Manchmal, sagt Apostel Korbien in seiner Predigt, meint man: der Herr muss sich erstmal zeigen und beweisen, dass er da ist, bevor ich mich einbringe. Aber besser ist, auch mal ein Wagnis einzugehen. Genau wie Petrus. Denn der stieg wider besseres Wissen aus seinem Boot und ging aufs Wasser. Hätte er das nicht getan, hätte er niemals die göttliche Kraft erkennen können, die sich dadurch zeigte, dass es möglich war, auf dem Wasser zu gehen, weil er auf einen Ruf von Jesus gehört hatte. Entscheidend sei auch die Einstellung des Petrus gewesen. Er hat sich nicht zu den anderen Fischern im Boot umgedreht und gesagt: Guckt mal was ich kann und wie mutig ich bin! Ihm ging es darum so schnell er konnte zum Herrn zu gelangen, nicht erst zu warten, bis Jesus am Boot war. Petrus wollte als Erster beim Herrn sein, nicht weil er sich für besser hielt als die anderen, sondern weil er eine besondere Beziehung zu Jesus hatte.

Im Gottesdienst gibt es dann auch gleich eine Premiere. Zusammen mit der Band singt der Chor ein Lied aus dem Pop-Oratorium. Einer der vielen Gänsehautmomente dieses Wochenendendes.

Nach einem zweiten, intensiven Probentag am Sonntag wirken viele erschöpft, aber glücklich. Es gibt viel Applaus für alle Helfer, insbesondere für diejenigen aus der Gemeinde Leipzig-Mitte. Denn sie haben es geschafft, dass es einer riesigen Gruppe Jugendlicher zwei Tage lang an nichts gefehlt hat.

Tapfer gekämpft hat an diesem Wochenende auch Gerrit Junge. Denn als er in Leipzig ankommt, ist er ziemlich verschnupft. Aber die Begeisterung der Jugendlichen, sagt er, hat ihn durch das Wochenende getragen. 

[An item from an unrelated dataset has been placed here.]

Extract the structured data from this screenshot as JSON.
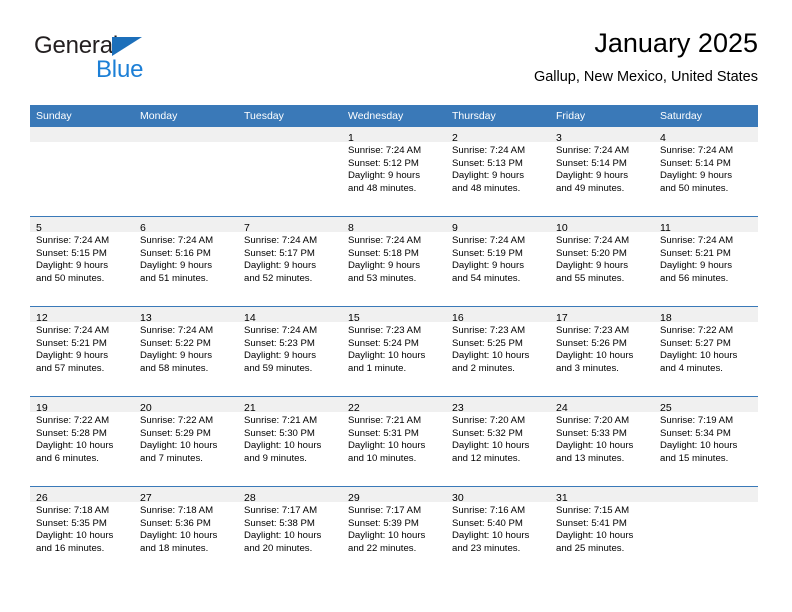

Für ihn geht es bereits eine Woche später weiter nach Hannover zum dritten Probenwochenende. Ein Wiedersehen mit allen gibt es dann am Himmelfahrtswochenende. Dann steht die Generalprobe in Göttingen an, das bislang größte Probenwochenende in der Gebietskirche überhaupt: 1200 Sängerinnen und Sänger, ein 80-Köpfiges Orchester, sowie die Schauspieler und Solisten kommen dann zusammen. Für sie alle wird es dann schon mal ein kleiner Vorgeschmack auf die besonderen Momente sein, wenn es am Samstag, den 16. Juni heißt: Scheinwerfer an für das Pop-Oratorium.